A big thank you to JLCPCB for their continuing to sponsor this project, while they are crazy affordable, all these 4 layer ENIG boards and stencils amount to quite a bit of money over time and having a PCB sponsor here definitely helped the pace of the project a lot.
Here some pictures of the PCB and pre and post reflow. Reflow was really good this time, only 2-3 minor shorts.







Unfortunately this special stackup is only available in green. Understandable given the few orders they probably get for these.
Apart from a reversed tantalum cap (which you can see in the last pic) and a missing pullup for the (now slightly smarter) 3.3V LDO it booted up just fine but to my great disappointment, none of the display outputs worked, yet again. Too an even larger dismay, none of the USB ports worked either and I had no clue why. The pinout of the new connector seemed right, it was booting and I could connect to the debug UART of the Jetson.
So I started to suspect a device tree issue originating from the change from the pre-production to the production Jetson Nano SOM.
I had a many weeks long back and forth with the Nvidia support to find the culprit. I learned a lot about Linux device tree and the specifics of the Jetson in this regard to flash changes in the device tree to the SOM. Which was time well spent but this weekend it turned out that this wasn't the root cause at all.
The footprint of the reverse mount SO-DIMM connector was wrong! You might think that this was the first thing I checked, which I did. All seemed well everytime I checked it but my culprit was the way I was checking the footprint. I verified that Pin 1 and 2 and 259 and 260 were in the correct spot and I verified that the power pins line up the way they are supposed to, same with the UART, which they did (otherwise I would have gotten some smoke too).
So what on earth was wrong? Turns out that the provider of the footprint, SamacSys had switched the pin numbering half way through! After the key notch they flipped it and changed back again when arriving at pin 1 and 2.
So right to Pin 2 was no Pin 4 but instead Pin 3! So everything was upside down and all the ports I was testing, USB, DP, HDMI were all on this faulty part of the footprint!
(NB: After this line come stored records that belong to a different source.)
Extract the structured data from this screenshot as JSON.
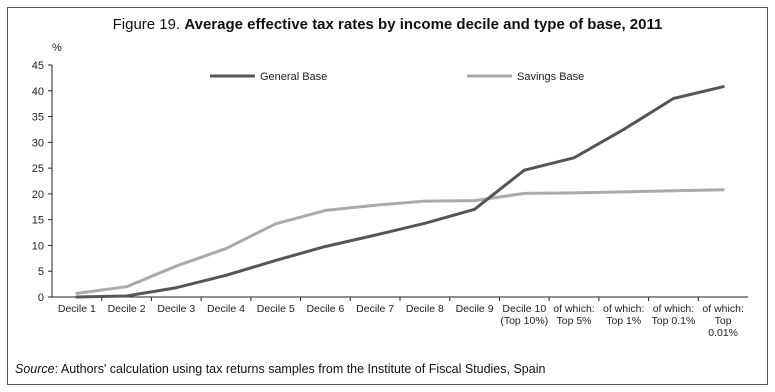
{
  "figure": {
    "title_prefix": "Figure 19.",
    "title_main": "Average effective tax rates by income decile and type of base, 2011",
    "unit_label": "%"
  },
  "source": {
    "label": "Source",
    "text": ": Authors' calculation using tax returns samples from the Institute of Fiscal Studies, Spain"
  },
  "chart_data": {
    "type": "line",
    "title": "Figure 19. Average effective tax rates by income decile and type of base, 2011",
    "ylabel": "%",
    "ylim": [
      0,
      45
    ],
    "yticks": [
      0,
      5,
      10,
      15,
      20,
      25,
      30,
      35,
      40,
      45
    ],
    "grid": false,
    "legend_position": "top",
    "categories": [
      "Decile 1",
      "Decile 2",
      "Decile 3",
      "Decile 4",
      "Decile 5",
      "Decile 6",
      "Decile 7",
      "Decile 8",
      "Decile 9",
      "Decile 10\n(Top 10%)",
      "of which:\nTop 5%",
      "of which:\nTop 1%",
      "of which:\nTop 0.1%",
      "of which:\nTop\n0.01%"
    ],
    "series": [
      {
        "name": "General Base",
        "color": "#555555",
        "values": [
          0,
          0.2,
          1.8,
          4.2,
          7.1,
          9.8,
          12.0,
          14.3,
          17.0,
          24.6,
          27.0,
          32.5,
          38.5,
          40.8
        ]
      },
      {
        "name": "Savings Base",
        "color": "#aaaaaa",
        "values": [
          0.7,
          2.0,
          6.0,
          9.4,
          14.2,
          16.8,
          17.8,
          18.6,
          18.7,
          20.1,
          20.2,
          20.4,
          20.6,
          20.8
        ]
      }
    ]
  }
}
Just to be clear, both footprint and schematic are correct but the pin assignment was wrong half way through!


So back to the drawing board, I fixed the footprint (SamacSys was also very quick to reply and get on the issue btw. except for this instance their footprints were perfect so far, 90% of the footprints on this board are from them). I rerouted the broken parts and ordered revision 4, lets hope that now, finally everything will be all right!

Discussions

deʃhipu wrote 12/17/2019 at 16:03 point

This is frustrating, but what you have learned is yours, at least. Also great to hear it was something so simple to fix, and not some esoteric noise issue that you never fully get rid of.